Clark’s death was the worst thing that ever happened to me, but I was a selective mute long before it. It may have changed some of the specifics of my anxiety – I worry a lot more about cars now, and death in general – but it didn’t create it. Sometimes things, like car accidents and the weather, just happen. And maybe that’s the scariest thing of all.
BSL signs it’s handy to know
Hello/Please/Thank you
The essential basics. Hello, like a wave. Please and thank you are the same – the prime hand held upright and flat, fingers touching the chin, move hand down and away. Mouth the word for clarity.
The alphabet
If you can fingerspell, you can say anything. Just . . . well, slowly.
Mum/Dad
The fingerspelling for M (as in mother) and F (as in father)respectively, tapped twice.
Brother
Two fists moving up and down, side by side with knuckles facing each other.
Sister
Index finger on the prime hand curled forward, held up to the nose and tapped twice.
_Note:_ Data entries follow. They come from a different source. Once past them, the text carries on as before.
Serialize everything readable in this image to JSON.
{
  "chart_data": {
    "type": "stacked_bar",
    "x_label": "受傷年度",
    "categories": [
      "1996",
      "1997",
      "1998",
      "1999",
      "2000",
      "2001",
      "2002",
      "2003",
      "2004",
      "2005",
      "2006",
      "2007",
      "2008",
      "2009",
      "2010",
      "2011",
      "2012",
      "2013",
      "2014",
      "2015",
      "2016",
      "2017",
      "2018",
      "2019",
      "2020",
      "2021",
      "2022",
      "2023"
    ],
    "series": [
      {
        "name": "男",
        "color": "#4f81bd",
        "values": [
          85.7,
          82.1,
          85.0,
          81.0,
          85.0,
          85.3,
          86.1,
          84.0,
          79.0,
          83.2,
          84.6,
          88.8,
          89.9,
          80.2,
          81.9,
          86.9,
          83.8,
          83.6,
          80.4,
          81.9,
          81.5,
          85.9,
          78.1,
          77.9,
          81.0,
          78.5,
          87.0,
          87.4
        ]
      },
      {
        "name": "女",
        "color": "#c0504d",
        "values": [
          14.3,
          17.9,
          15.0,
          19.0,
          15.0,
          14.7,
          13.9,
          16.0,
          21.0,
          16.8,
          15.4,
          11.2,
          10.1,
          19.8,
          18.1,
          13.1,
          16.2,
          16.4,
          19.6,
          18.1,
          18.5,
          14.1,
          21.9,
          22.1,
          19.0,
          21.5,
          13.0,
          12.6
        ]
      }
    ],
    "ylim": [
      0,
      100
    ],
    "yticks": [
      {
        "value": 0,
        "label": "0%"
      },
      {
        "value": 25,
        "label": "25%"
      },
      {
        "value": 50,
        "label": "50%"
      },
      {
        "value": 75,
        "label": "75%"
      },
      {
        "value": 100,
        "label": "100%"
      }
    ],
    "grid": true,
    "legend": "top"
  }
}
Step (as in stepbrother, stepmother, etc.)
Interlock the two little fingers (fingerspelling S), then follow it with the sign for brother, mother, etc.
Half- (as in half-sister)
Prime hand held out flat, the other hand makes a motion as if it were cutting it in half. Follow this with the sign for sister.
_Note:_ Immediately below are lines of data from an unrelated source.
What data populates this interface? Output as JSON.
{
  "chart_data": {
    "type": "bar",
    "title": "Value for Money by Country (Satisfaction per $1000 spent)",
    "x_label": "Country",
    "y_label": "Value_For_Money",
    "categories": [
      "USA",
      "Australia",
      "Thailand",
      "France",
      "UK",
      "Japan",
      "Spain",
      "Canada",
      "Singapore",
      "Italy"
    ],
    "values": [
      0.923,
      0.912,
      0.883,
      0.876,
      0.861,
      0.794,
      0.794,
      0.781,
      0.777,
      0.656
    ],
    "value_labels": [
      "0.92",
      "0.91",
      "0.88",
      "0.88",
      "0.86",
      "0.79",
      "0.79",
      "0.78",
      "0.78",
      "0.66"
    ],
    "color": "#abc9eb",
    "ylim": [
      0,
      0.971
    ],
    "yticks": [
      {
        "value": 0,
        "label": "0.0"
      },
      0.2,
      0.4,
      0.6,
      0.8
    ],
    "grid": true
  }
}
Sit (useful if you have a dog)
Each hand held out in a fist. Move both fists down in one motion.
I love you
Point to yourself. Put your two hands on your heart. Point to the person you love.
On Wednesday I get my first glimpse of what Maths is like in the sixth form, which is basically that emoji that looks like The Scream, and also my first class with Rhys. He sits next to me without asking, smiling at me as he does so.
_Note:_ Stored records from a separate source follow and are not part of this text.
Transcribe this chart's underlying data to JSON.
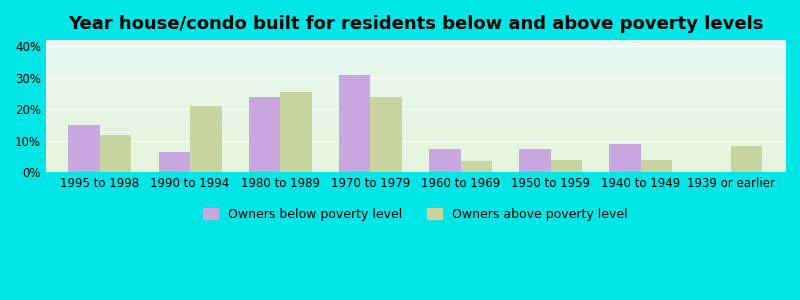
{
  "title": "Year house/condo built for residents below and above poverty levels",
  "categories": [
    "1995 to 1998",
    "1990 to 1994",
    "1980 to 1989",
    "1970 to 1979",
    "1960 to 1969",
    "1950 to 1959",
    "1940 to 1949",
    "1939 or earlier"
  ],
  "below_poverty": [
    15,
    6.5,
    24,
    31,
    7.5,
    7.5,
    9,
    0
  ],
  "above_poverty": [
    12,
    21,
    25.5,
    24,
    3.5,
    4,
    4,
    8.5
  ],
  "below_color": "#c9a8e0",
  "above_color": "#c8d4a0",
  "bar_width": 0.35,
  "ylim": [
    0,
    42
  ],
  "yticks": [
    0,
    10,
    20,
    30,
    40
  ],
  "ytick_labels": [
    "0%",
    "10%",
    "20%",
    "30%",
    "40%"
  ],
  "outer_bg": "#00e5e5",
  "legend_below": "Owners below poverty level",
  "legend_above": "Owners above poverty level",
  "title_fontsize": 13,
  "tick_fontsize": 8.5,
  "legend_fontsize": 9
}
Good morning, he says on arrival.
A woman I’ve never seen before stands at the front of the room, just to the side of the teacher, Mr Al-Hafi. I realize that she is Rhys’s communication support worker as soon as Mr Al-Hafi begins to speak and her hands and face spring into action, turning his words into signs. Everyone around me gawps at her until Mr Al-Hafi loses his patience and tells them to ‘at least not be so obvious about it’.
The downside of all this interesting stuff going on is that I get to the end of the lesson and realize I’ve only taken in about thirty per cent of it, and have made even fewer notes.
As everyone starts gathering up their stuff at the sound of the bell, Rhys touches my shoulder. Not many notes? he signs when I look at him. He smiles. You must have a good memory.